Kirmeswochenende in Heimersheim mit Musik, Tanz und Tradition
Bläck Fööss bringen Menge zum Toben
Heimersheim. Die Junggesellen haben es geschafft, die „Bläck Fööss“ in das beschauliche Weindorf Heimersheim zu holen – mal wieder, nachdem die „Fööss“ beim Jubiläumsfest der Junggesellen vor zwei Jahren einen famosen Auftritt hinlegten. Gefüllt bis zum letzten Stehplatz war die Landskroner Festhalle somit auch wieder am Freitagabend zum Auftakt der Heimersheimer Dorfkirmes, als die Kölner Kultformation die Bühne enterte.
Stimmung durch "Jeckediz"
Wie man die Besucher perfekt auf ein solches Stimmungsfeuerwerk einstimmen kann, dafür braucht man in Heimersheim nur eins: "Jeckediz". Das Duo: Andreas Hoss und Dirk Schoenmackers sorgte mit seinem eigenen Stimmungshits und gelungenen Adaptionen kölscher Musikcombos für die perfekte Einstimmung. Rund 700 begeisterte Gäste schwangen schließlich das Tanzbein, sangen lautstark mit und schunkelten Arm in Arm zu neuen und alten Stimmungskrachern der Bläck Fööss.
Klassiker brachten den Saal zum Kochen
Die illustren Geschichten vom „Bickendorfer Büdchen“, dem Wasser von „Kölle“ oder dem „Schützenfess“ begeistern Jung und Alt immer wieder aufs Neue. Sehr textsicher erwiesen sich einige Damen in der ersten Reihe, die Erry Stoklosa und seinen Bandkollegen eine gelegentliche Gesangspause verschafften. Besonders bei den Klassikern begann die Stimmung im festlich geschmückten Saal regelrecht zu kochen. Und die Bläck Fööss wären nicht die Bläck Fööss, hätten sie nicht noch eine ausgiebige Zugabe vorbereitet: Schließlich waren es drei an der Zahl, bevor mit „Bye Bye My Love“ zum letzten Kollektivgesang aufgerufen wurde.
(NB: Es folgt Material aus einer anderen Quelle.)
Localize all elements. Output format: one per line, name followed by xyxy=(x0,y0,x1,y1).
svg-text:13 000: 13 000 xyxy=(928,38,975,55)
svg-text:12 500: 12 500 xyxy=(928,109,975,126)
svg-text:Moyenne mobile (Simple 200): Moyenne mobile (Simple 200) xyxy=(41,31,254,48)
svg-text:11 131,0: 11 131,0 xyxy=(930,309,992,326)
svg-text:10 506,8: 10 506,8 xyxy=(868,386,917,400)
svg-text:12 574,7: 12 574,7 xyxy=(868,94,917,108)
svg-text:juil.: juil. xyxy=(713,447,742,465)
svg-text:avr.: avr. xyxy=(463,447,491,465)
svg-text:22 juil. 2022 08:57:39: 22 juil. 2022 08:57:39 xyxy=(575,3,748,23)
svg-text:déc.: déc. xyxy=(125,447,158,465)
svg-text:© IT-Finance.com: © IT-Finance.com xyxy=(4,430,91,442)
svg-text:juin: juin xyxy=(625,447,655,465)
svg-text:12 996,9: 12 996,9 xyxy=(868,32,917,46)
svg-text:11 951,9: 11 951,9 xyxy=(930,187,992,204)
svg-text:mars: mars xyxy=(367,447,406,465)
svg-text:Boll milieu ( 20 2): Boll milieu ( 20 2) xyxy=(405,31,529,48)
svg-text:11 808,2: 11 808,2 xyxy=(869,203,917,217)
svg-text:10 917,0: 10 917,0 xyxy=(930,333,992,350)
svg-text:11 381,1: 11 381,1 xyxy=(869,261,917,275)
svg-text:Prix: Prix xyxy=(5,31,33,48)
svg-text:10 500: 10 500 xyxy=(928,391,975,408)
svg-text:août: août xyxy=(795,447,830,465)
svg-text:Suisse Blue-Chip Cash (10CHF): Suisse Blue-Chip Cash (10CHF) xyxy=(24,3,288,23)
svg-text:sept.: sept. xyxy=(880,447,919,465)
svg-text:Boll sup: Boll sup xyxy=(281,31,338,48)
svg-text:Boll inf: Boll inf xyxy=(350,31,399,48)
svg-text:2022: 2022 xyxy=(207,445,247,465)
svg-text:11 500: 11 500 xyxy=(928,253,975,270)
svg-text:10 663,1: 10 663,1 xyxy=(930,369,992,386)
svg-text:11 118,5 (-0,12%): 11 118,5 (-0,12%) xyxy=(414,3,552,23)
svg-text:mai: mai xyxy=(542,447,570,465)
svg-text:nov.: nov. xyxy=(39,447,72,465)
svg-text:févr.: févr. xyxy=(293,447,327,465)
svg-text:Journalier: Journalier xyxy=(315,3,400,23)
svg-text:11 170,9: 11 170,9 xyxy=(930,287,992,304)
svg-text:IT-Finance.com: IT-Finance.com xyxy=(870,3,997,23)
Tradition und bayerische Spezialitäten
Es war ein gelungener Auftakt eines Feiermarathons, der mit dem traditionellen Fahnenschwenken auf dem Marktplatz, dem Festgottesdienst am Sonntag samt Totenehrung und dem Trinkzug der Junggesellen seine Fortsetzung finden sollte. Das sind Traditionen, die die Heimersheimer ungern begraben wollen. So gehört auch DJ Axel Schieding schon zum festen Inventar, der am Samstagabend der Herr über die Turntables war. Am Sonntag wurde es dann zunächst urgemütlich, als die Blaskapelle aus Niederheckenbach zum Frühschoppen traditionelles Liedgut zu Gehör brachte. Am Nachmittag starteten die Junggesellen zu ihrem Trinkzug durch den Ort und eskortierten sämtliche örtliche Tollitäten zur Festhalle. Zur besten Feierzeit trat noch einmal „DJ Axel“ dann aber mit einem Vinyl-Special auf. Am ganzen Wochenende bot die Metzgerei Effert echt bayerische Spezialitäten vom Leberkäse über den Krautsalat bis hin zum Würstl an. Die Fahrgeschäfte auf dem Parkplatz entfielen dieses Jahr. Stattdessen zeichneten kleine Buden ein eher mageres Bild einer Kirmes, die Jahre zuvor durch Autoscooter, Schmertterlingsbahn und anderen Fahrgeschäften immer wieder unter den Dorfkirmesveranstaltungen der Region hervorstach. Zum Abschluss der Vier-Tages-Kirmes lud der Junggesellenverein zum Endpunkt der Feierlichkeiten am Montag ein, bevor das bunte Treiben am Abend mit der obligatorischen Verbrennung des Kirmesmannes sein Ende fand und die Showband "Come on" zuvor das Feierabendbier mit Stimmungskrachern garnierte. Nicht nur aufgrund des großen Erfolges des Bläck-Fööss-Konzerts kann der JGV mit seinem Vorsitzenden Tim Ihmann mit dem Verlauf der Kirmes Wiesn mehr als zufrieden sein. Die Besucherzahlen verdeutlichen einmal mehr, welch besonderen Stellenwert der Junggesellenverein in der Ortsgemeinschaft besitzt.